To me, tea washes away the memory of the flavor, and prolongs pleasure. Each sip wipes the palate clean, and allows us to taste each bite as though it were the first. The sensation it provides is honest and fresh. Its warmth makes you hungry. People are surprised to drink teas with levels of flavor that are comparable to those of wine. Maybe it’s because they mostly drink mass-produced teas from big brands. I prefer working with small-scale producers, and one tea master in particular, whom I go see regularly in Taiwan.
What I also love with tea is the gong fu cha, in other words, the way you drink it. In China, we don’t drink it like the British, with sugar or milk. We discover it from one infusion to another. I like this way of doing things because, during the time it takes to pour and drink it, you can relax, live, think… You can stare out at nothing and daydream.
There aren’t many moments like that in daily life, so this is important to me. These moments allow us to ground ourselves. It’s a kind of life philosophy. They say that when you make tea, your character is reflected in the drink. Conversely, tea can also impact your character.

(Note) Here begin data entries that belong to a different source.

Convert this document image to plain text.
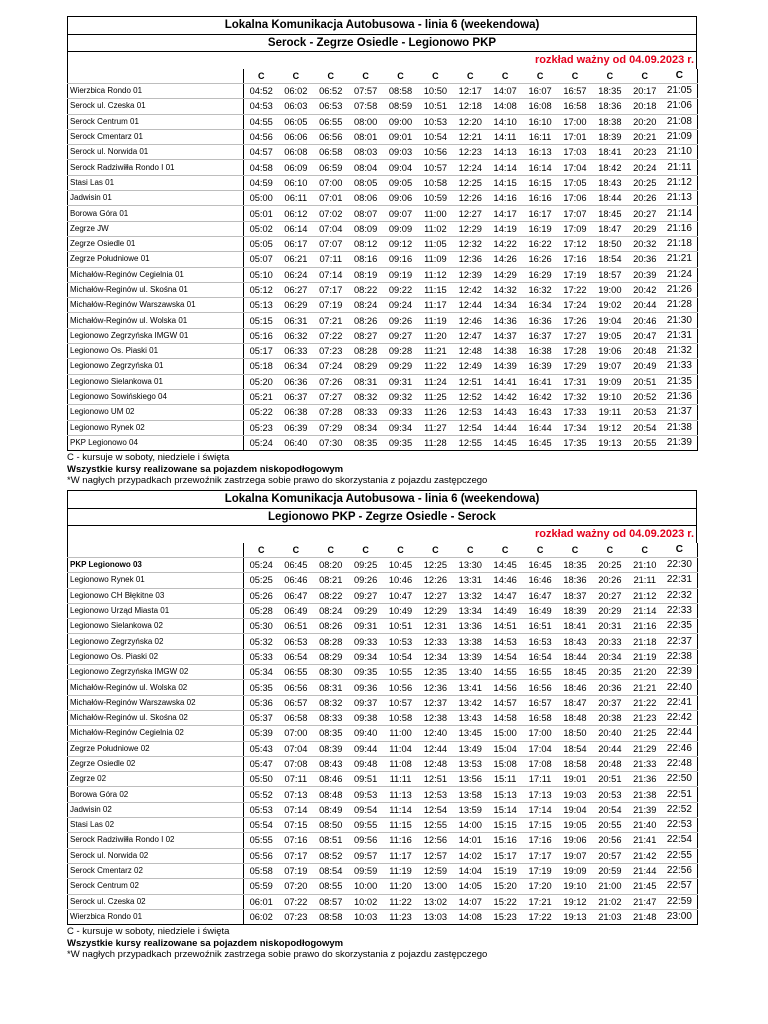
Lokalna Komunikacja Autobusowa - linia 6 (weekendowa)
Serock - Zegrze Osiedle - Legionowo PKP
rozkład ważny od 04.09.2023 r.
	C	C	C	C	C	C	C	C	C	C	C	C	C
Wierzbica Rondo 01	04:52	06:02	06:52	07:57	08:58	10:50	12:17	14:07	16:07	16:57	18:35	20:17	21:05
Serock ul. Czeska 01	04:53	06:03	06:53	07:58	08:59	10:51	12:18	14:08	16:08	16:58	18:36	20:18	21:06
Serock Centrum 01	04:55	06:05	06:55	08:00	09:00	10:53	12:20	14:10	16:10	17:00	18:38	20:20	21:08
Serock Cmentarz 01	04:56	06:06	06:56	08:01	09:01	10:54	12:21	14:11	16:11	17:01	18:39	20:21	21:09
Serock ul. Norwida 01	04:57	06:08	06:58	08:03	09:03	10:56	12:23	14:13	16:13	17:03	18:41	20:23	21:10
Serock Radziwiłła Rondo I 01	04:58	06:09	06:59	08:04	09:04	10:57	12:24	14:14	16:14	17:04	18:42	20:24	21:11
Stasi Las 01	04:59	06:10	07:00	08:05	09:05	10:58	12:25	14:15	16:15	17:05	18:43	20:25	21:12
Jadwisin 01	05:00	06:11	07:01	08:06	09:06	10:59	12:26	14:16	16:16	17:06	18:44	20:26	21:13
Borowa Góra 01	05:01	06:12	07:02	08:07	09:07	11:00	12:27	14:17	16:17	17:07	18:45	20:27	21:14
Zegrze JW	05:02	06:14	07:04	08:09	09:09	11:02	12:29	14:19	16:19	17:09	18:47	20:29	21:16
Zegrze Osiedle 01	05:05	06:17	07:07	08:12	09:12	11:05	12:32	14:22	16:22	17:12	18:50	20:32	21:18
Zegrze Południowe 01	05:07	06:21	07:11	08:16	09:16	11:09	12:36	14:26	16:26	17:16	18:54	20:36	21:21
Michałów-Reginów Cegielnia 01	05:10	06:24	07:14	08:19	09:19	11:12	12:39	14:29	16:29	17:19	18:57	20:39	21:24
Michałów-Reginów ul. Skośna 01	05:12	06:27	07:17	08:22	09:22	11:15	12:42	14:32	16:32	17:22	19:00	20:42	21:26
Michałów-Reginów Warszawska 01	05:13	06:29	07:19	08:24	09:24	11:17	12:44	14:34	16:34	17:24	19:02	20:44	21:28
Michałów-Reginów ul. Wolska 01	05:15	06:31	07:21	08:26	09:26	11:19	12:46	14:36	16:36	17:26	19:04	20:46	21:30
Legionowo Zegrzyńska IMGW 01	05:16	06:32	07:22	08:27	09:27	11:20	12:47	14:37	16:37	17:27	19:05	20:47	21:31
Legionowo Os. Piaski 01	05:17	06:33	07:23	08:28	09:28	11:21	12:48	14:38	16:38	17:28	19:06	20:48	21:32
Legionowo Zegrzyńska 01	05:18	06:34	07:24	08:29	09:29	11:22	12:49	14:39	16:39	17:29	19:07	20:49	21:33
Legionowo Sielankowa 01	05:20	06:36	07:26	08:31	09:31	11:24	12:51	14:41	16:41	17:31	19:09	20:51	21:35
Legionowo Sowińskiego 04	05:21	06:37	07:27	08:32	09:32	11:25	12:52	14:42	16:42	17:32	19:10	20:52	21:36
Legionowo UM 02	05:22	06:38	07:28	08:33	09:33	11:26	12:53	14:43	16:43	17:33	19:11	20:53	21:37
Legionowo Rynek 02	05:23	06:39	07:29	08:34	09:34	11:27	12:54	14:44	16:44	17:34	19:12	20:54	21:38
PKP Legionowo 04	05:24	06:40	07:30	08:35	09:35	11:28	12:55	14:45	16:45	17:35	19:13	20:55	21:39
C - kursuje w soboty, niedziele i święta
Wszystkie kursy realizowane sa pojazdem niskopodłogowym
*W nagłych przypadkach przewoźnik zastrzega sobie prawo do skorzystania z pojazdu zastępczego
Lokalna Komunikacja Autobusowa - linia 6 (weekendowa)
Legionowo PKP - Zegrze Osiedle - Serock
rozkład ważny od 04.09.2023 r.
	C	C	C	C	C	C	C	C	C	C	C	C	C
PKP Legionowo 03	05:24	06:45	08:20	09:25	10:45	12:25	13:30	14:45	16:45	18:35	20:25	21:10	22:30
Legionowo Rynek 01	05:25	06:46	08:21	09:26	10:46	12:26	13:31	14:46	16:46	18:36	20:26	21:11	22:31
Legionowo CH Błękitne 03	05:26	06:47	08:22	09:27	10:47	12:27	13:32	14:47	16:47	18:37	20:27	21:12	22:32
Legionowo Urząd Miasta 01	05:28	06:49	08:24	09:29	10:49	12:29	13:34	14:49	16:49	18:39	20:29	21:14	22:33
Legionowo Sielankowa 02	05:30	06:51	08:26	09:31	10:51	12:31	13:36	14:51	16:51	18:41	20:31	21:16	22:35
Legionowo Zegrzyńska 02	05:32	06:53	08:28	09:33	10:53	12:33	13:38	14:53	16:53	18:43	20:33	21:18	22:37
Legionowo Os. Piaski 02	05:33	06:54	08:29	09:34	10:54	12:34	13:39	14:54	16:54	18:44	20:34	21:19	22:38
Legionowo Zegrzyńska IMGW 02	05:34	06:55	08:30	09:35	10:55	12:35	13:40	14:55	16:55	18:45	20:35	21:20	22:39
Michałów-Reginów ul. Wolska 02	05:35	06:56	08:31	09:36	10:56	12:36	13:41	14:56	16:56	18:46	20:36	21:21	22:40
Michałów-Reginów Warszawska 02	05:36	06:57	08:32	09:37	10:57	12:37	13:42	14:57	16:57	18:47	20:37	21:22	22:41
Michałów-Reginów ul. Skośna 02	05:37	06:58	08:33	09:38	10:58	12:38	13:43	14:58	16:58	18:48	20:38	21:23	22:42
Michałów-Reginów Cegielnia 02	05:39	07:00	08:35	09:40	11:00	12:40	13:45	15:00	17:00	18:50	20:40	21:25	22:44
Zegrze Południowe 02	05:43	07:04	08:39	09:44	11:04	12:44	13:49	15:04	17:04	18:54	20:44	21:29	22:46
Zegrze Osiedle 02	05:47	07:08	08:43	09:48	11:08	12:48	13:53	15:08	17:08	18:58	20:48	21:33	22:48
Zegrze 02	05:50	07:11	08:46	09:51	11:11	12:51	13:56	15:11	17:11	19:01	20:51	21:36	22:50
Borowa Góra 02	05:52	07:13	08:48	09:53	11:13	12:53	13:58	15:13	17:13	19:03	20:53	21:38	22:51
Jadwisin 02	05:53	07:14	08:49	09:54	11:14	12:54	13:59	15:14	17:14	19:04	20:54	21:39	22:52
Stasi Las 02	05:54	07:15	08:50	09:55	11:15	12:55	14:00	15:15	17:15	19:05	20:55	21:40	22:53
Serock Radziwiłła Rondo I 02	05:55	07:16	08:51	09:56	11:16	12:56	14:01	15:16	17:16	19:06	20:56	21:41	22:54
Serock ul. Norwida 02	05:56	07:17	08:52	09:57	11:17	12:57	14:02	15:17	17:17	19:07	20:57	21:42	22:55
Serock Cmentarz 02	05:58	07:19	08:54	09:59	11:19	12:59	14:04	15:19	17:19	19:09	20:59	21:44	22:56
Serock Centrum 02	05:59	07:20	08:55	10:00	11:20	13:00	14:05	15:20	17:20	19:10	21:00	21:45	22:57
Serock ul. Czeska 02	06:01	07:22	08:57	10:02	11:22	13:02	14:07	15:22	17:21	19:12	21:02	21:47	22:59
Wierzbica Rondo 01	06:02	07:23	08:58	10:03	11:23	13:03	14:08	15:23	17:22	19:13	21:03	21:48	23:00
C - kursuje w soboty, niedziele i święta
Wszystkie kursy realizowane sa pojazdem niskopodłogowym
*W nagłych przypadkach przewoźnik zastrzega sobie prawo do skorzystania z pojazdu zastępczego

When I buy tea, I don’t make my own mixtures. For now, I’m not at that level. I don’t mix the leaves. I have tried mixing different brews, but then I came back to something more simple. What I do at Yam’Tcha is very different from the tea that I serve at the shop, gong fu cha style. At the restaurant, I don’t stick to Chinese traditions. Maybe that’s my creative, designer side at work—or maybe just my way of seeing things. In my experience, you have to learn the rules in order to know how to break them. So when I make something, I shatter everything. Learning the rules is a good thing, but leaving them aside for a moment yields the best results.